My workflow is straightforward. I start broad, then narrow. I’ll write the plain question first, see what comes back, and then steer with a Lens. I still use basic operators because they’re fast and predictable: exact phrases with "like this", excluding terms with -template, and pinning to a domain with site:docs.example.dev. Two or three promising tabs open in the background, I skim quickly, pick the winner, and close the rest. The whole loop feels efficient because the junk is mostly gone.
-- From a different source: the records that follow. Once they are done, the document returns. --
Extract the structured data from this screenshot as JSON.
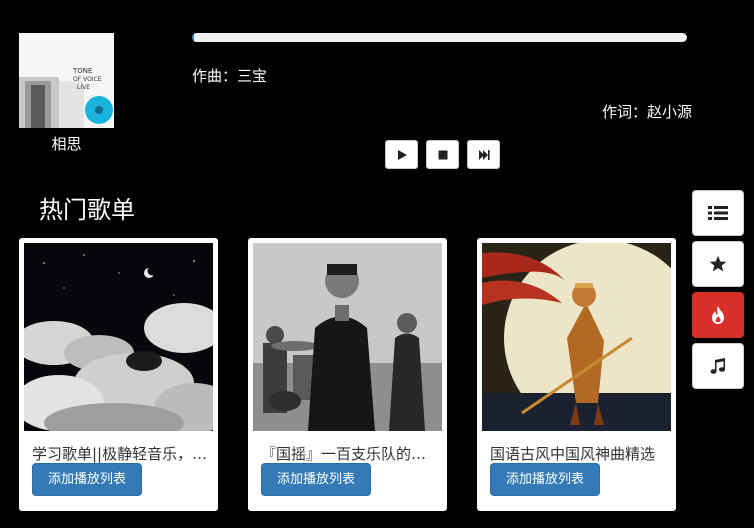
{
  "now_playing": {
    "song_title": "相思",
    "composer": "作曲：三宝",
    "lyricist": "作词：赵小源",
    "progress_fraction": 0.005
  },
  "controls": {
    "play_icon": "play-icon",
    "stop_icon": "stop-icon",
    "next_icon": "step-forward-icon"
  },
  "section": {
    "title": "热门歌单"
  },
  "playlists": [
    {
      "title": "学习歌单||极静轻音乐，舒缓身心",
      "button_label": "添加播放列表"
    },
    {
      "title": "『国摇』一百支乐队的一百首歌",
      "button_label": "添加播放列表"
    },
    {
      "title": "国语古风中国风神曲精选",
      "button_label": "添加播放列表"
    }
  ],
  "sidebar": {
    "icons": [
      "list-icon",
      "star-icon",
      "fire-icon",
      "music-icon"
    ],
    "active_index": 2
  },
  "colors": {
    "background": "#000000",
    "primary": "#337ab7",
    "danger": "#d9302a"
  }
}
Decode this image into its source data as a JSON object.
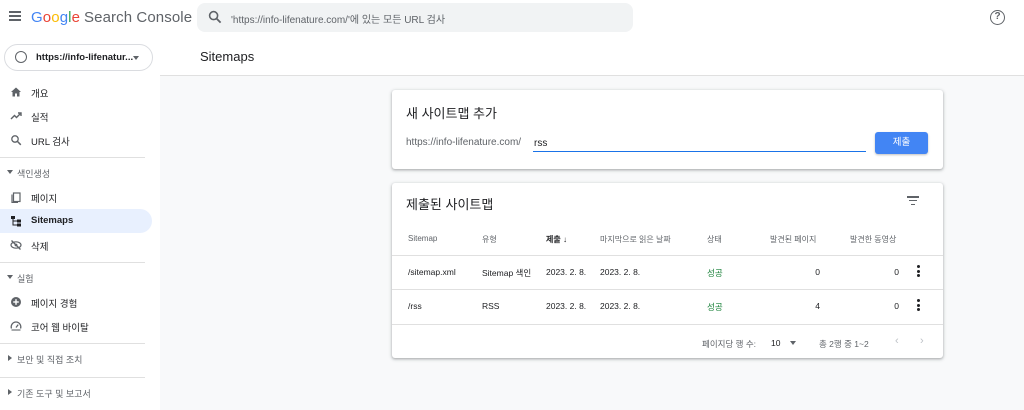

Why it replaced AI chat for me

Kagi helps me avoid the “confident but wrong” problem. Instead of a polished paragraph that might not be true, I get links to sources I can verify myself. It’s faster to trust what I can read than to audit an answer that only sounds right. For research, troubleshooting, and learning new tools, that difference matters. That’s why Kagi replaced AI chat in my search routine.

Trade-offs worth making

Kagi is paid, and I’m fine with that; the cost replaces the time I used to waste digging through ads. Index size and coverage can vary compared to the big engines, so once in a while I’ll check a second source. But the net effect is positive: less distraction, more signal, and better use of my attention.

Final thoughts

Kagi brings back intentional search. I spend less time fighting ads and second-guessing slick summaries, and more time reading the sources that matter. If you want the best parts of the old web—clean, useful, direct—Kagi delivers.